We cannot exclude that the CNVs found exclusively in our two selected disease groups correspond to private non-pathogenic variations. However, arguing strongly against this interpretation is the fact that among the seven CNVs retained at the final stage from this large genome scan, four included genes involved in Aβ-related biological pathways and a fifth was possibly involved in the same network. If we consider these CNVs as ultra low-frequency benign variants, it seems highly unlikely that at least four of the seven haphazardly impact genes strongly related to Aβ metabolism or signalling. Three of these genes (KLK6, SLC30A3, and FPR2) are entirely duplicated. The direction of the observed gene dosage alteration is consistent with overexpression of the protein and is in agreement with the deleterious effect predicted from animal or cellular models. The MEOX2 gene is affected by a partial duplication at the 5′-end of the gene. Although the functional consequence of this kind of rearrangement is more difficult to predict, it can produce non-functional fusion transcripts or alter gene expression by disrupting regulatory elements located in this region, in accordance with the animal model, predicting a deleterious loss of function.13
In conclusion, focusing on rare DNA alterations found exclusively in highly selected populations of AD patients, we have shown that a set of genes coding for molecules long suspected of modifying Aβ metabolism (and for which animal or cellular models had already been developed), most likely has a role in AD pathophysiology. These results provide novel support for the amyloid cascade hypothesis.1 However, it should be stressed that definitive proof of the causal involvement of these genes requires segregation analysis, which was not possible in our families, or identification of similar alterations in other cases with these extreme phenotypes. Nevertheless, particular attention should be devoted to these genes in forthcoming next-generation sequencing studies.

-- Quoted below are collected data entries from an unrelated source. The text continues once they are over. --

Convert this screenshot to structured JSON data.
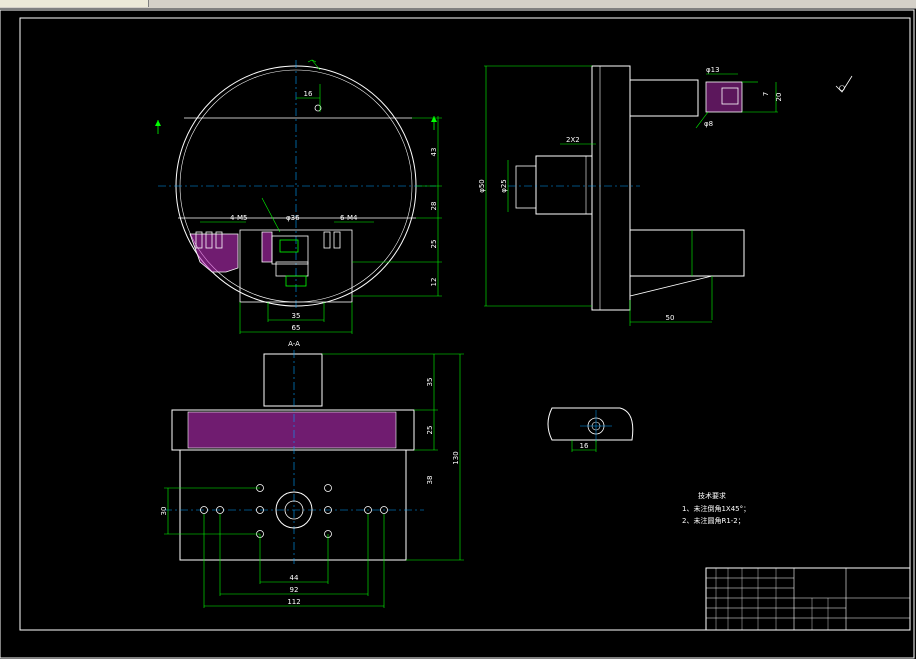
{
  "colors": {
    "background": "#000000",
    "outline": "#ffffff",
    "dimension": "#00ff00",
    "hatch": "#cc33cc",
    "centerline": "#00a0ff"
  },
  "views": {
    "top_view": {
      "dims": {
        "d16": "16",
        "d43": "43",
        "d28": "28",
        "d25": "25",
        "d12": "12",
        "d35": "35",
        "d65": "65",
        "d36": "φ36",
        "hole_left": "4-M5",
        "hole_right": "6-M4",
        "section": "A"
      }
    },
    "side_view": {
      "dims": {
        "d50": "φ50",
        "d25": "φ25",
        "d2x2": "2X2",
        "d50b": "50",
        "d13": "φ13",
        "d20": "20",
        "d8": "φ8",
        "d7": "7"
      }
    },
    "section_view": {
      "title": "A-A",
      "dims": {
        "d35": "35",
        "d25": "25",
        "d38": "38",
        "d130": "130",
        "d30": "30",
        "d44": "44",
        "d92": "92",
        "d112": "112"
      }
    },
    "detail_view": {
      "dims": {
        "d16": "16"
      }
    }
  },
  "tech_notes": {
    "title": "技术要求",
    "items": [
      "1、未注倒角1X45°；",
      "2、未注圆角R1-2；"
    ]
  }
}
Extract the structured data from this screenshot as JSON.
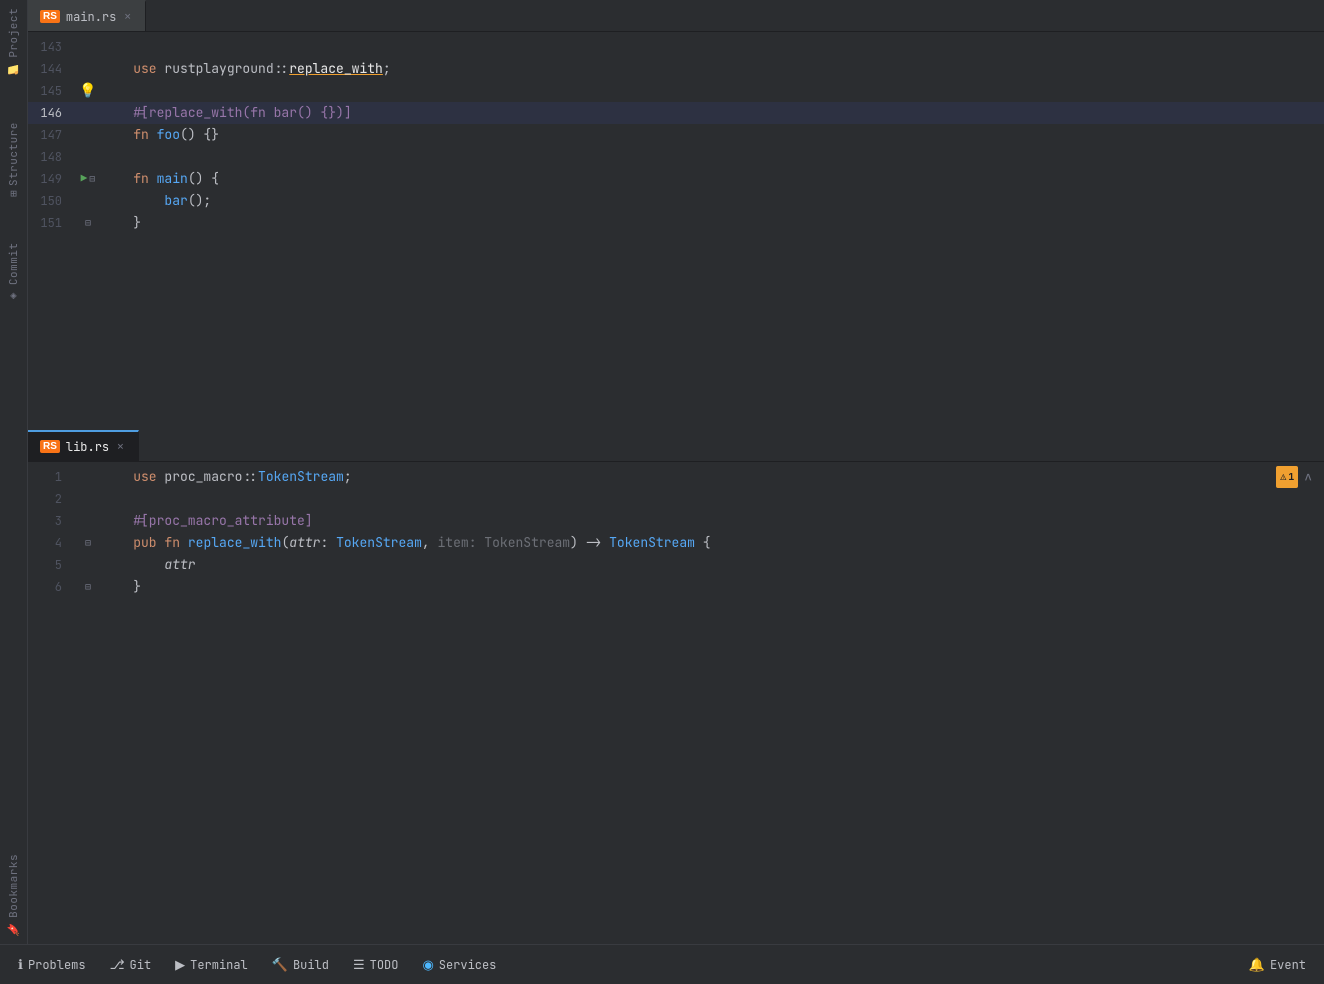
{
  "tabs": {
    "main_rs": {
      "label": "main.rs",
      "icon": "RS",
      "active": false
    },
    "lib_rs": {
      "label": "lib.rs",
      "icon": "RS",
      "active": true
    }
  },
  "side_tools": [
    {
      "name": "project",
      "label": "Project"
    },
    {
      "name": "structure",
      "label": "Structure"
    },
    {
      "name": "commit",
      "label": "Commit"
    },
    {
      "name": "bookmarks",
      "label": "Bookmarks"
    }
  ],
  "main_rs_lines": [
    {
      "num": "143",
      "content": ""
    },
    {
      "num": "144",
      "content": "    use rustplayground::replace_with;"
    },
    {
      "num": "145",
      "content": "",
      "bulb": true
    },
    {
      "num": "146",
      "content": "    #[replace_with(fn bar() {})]",
      "highlight": true
    },
    {
      "num": "147",
      "content": "    fn foo() {}"
    },
    {
      "num": "148",
      "content": ""
    },
    {
      "num": "149",
      "content": "    fn main() {",
      "run": true,
      "fold": true
    },
    {
      "num": "150",
      "content": "        bar();"
    },
    {
      "num": "151",
      "content": "    }",
      "fold": true
    }
  ],
  "lib_rs_lines": [
    {
      "num": "1",
      "content": "    use proc_macro::TokenStream;",
      "warning": true
    },
    {
      "num": "2",
      "content": ""
    },
    {
      "num": "3",
      "content": "    #[proc_macro_attribute]"
    },
    {
      "num": "4",
      "content": "    pub fn replace_with(attr: TokenStream, item: TokenStream) -> TokenStream {",
      "fold": true
    },
    {
      "num": "5",
      "content": "        attr"
    },
    {
      "num": "6",
      "content": "    }",
      "fold": true
    }
  ],
  "status_bar": {
    "items": [
      {
        "name": "problems",
        "icon": "ℹ",
        "label": "Problems"
      },
      {
        "name": "git",
        "icon": "⎇",
        "label": "Git"
      },
      {
        "name": "terminal",
        "icon": "▶",
        "label": "Terminal"
      },
      {
        "name": "build",
        "icon": "🔨",
        "label": "Build"
      },
      {
        "name": "todo",
        "icon": "☰",
        "label": "TODO"
      },
      {
        "name": "services",
        "icon": "▶",
        "label": "Services"
      }
    ],
    "right_item": {
      "name": "event",
      "icon": "🔔",
      "label": "Event"
    }
  },
  "colors": {
    "keyword": "#cf8e6d",
    "function": "#56a8f5",
    "type": "#56a8f5",
    "string": "#6aab73",
    "comment": "#7a7e85",
    "accent": "#4e9de0",
    "warning": "#f0a030",
    "success": "#57a35a",
    "bg_editor": "#1e1f22",
    "bg_main": "#2b2d30",
    "bg_tab_active": "#1e1f22",
    "text_main": "#bcbec4"
  }
}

We are indebted to the banque d'ADN et de cellules Pitié Salpêtrière. We thank Dr Mario Tosi and Tracey Avequin for critical reading of the manuscript and Emmanuelle Genin for statistical support. This study was funded by PHRC GMAJ 2008/067 (Rouen University Hospital).
The investigators of the French GMAJ project include Didier Hannequin, Dominique Campion, Olivier Martinaud, Lucie Guyant-Maréchal and David Wallon (Centre Hospitalo Universitaire (CHU), Rouen); Olivier Godefroy and Candice Picard (CHU Amiens); Frédérique Etcharry-Bouyx (CHU Angers); Eric Berger (CHU Besancon); Jean-Francois Dartigues and Sophie Auriacombe (CHU Bordeaux); Vincent de la Sayette (CHU Caen); Francois Sellal (CH Colmar); Olivier Rouaud and Christelle Thauvin (CHU Dijon); Olivier Moreaud (CHU Grenoble); Stéphanie Bombois, Adeline Rollin-Sillaire, Marie-Anne Mackowiak and Florence Pasquier (CHU Lille); Isabelle Roullet-Solignac and Alain Vighetto (CHU Lyon); Mira Didic, Olivier Félician and Mathieu Ceccaldi (CHU Marseille); Audrey Gabelle and Jacques Touchon (CHU Montpellier); Martine Vercelletto and Claire Boutoleau-Bretonnière (CHU Nantes); Pierre Labauge and Giovanni Castelnovo (CHU Nimes); Claire Paquet and Jacques Hugon (CHU Lariboisière); Agnès Michon, Isabelle Le Ber and Bruno Dubois (CHU La Salpêtrière, Paris); Catherine Thomas-Antérion (CHU Saint-Etienne); Frédéric Blanc and Christine Tranchant (CHU Strasbourg); Jérémie Pariente, Michèle Puel and Jean-Francois Demonet (CHU Toulouse); Caroline Hommet and Karl Mondon (CHU Tours); Hélène Mollion and Bernard Croisile (CMRR CHU Lyon); Mathilde Sauvée (CHU Nancy); Gaelle Godenèche and Foucauld De Boisgueheneuc (CHU Poitiers).
The authors declare no conflict of interest.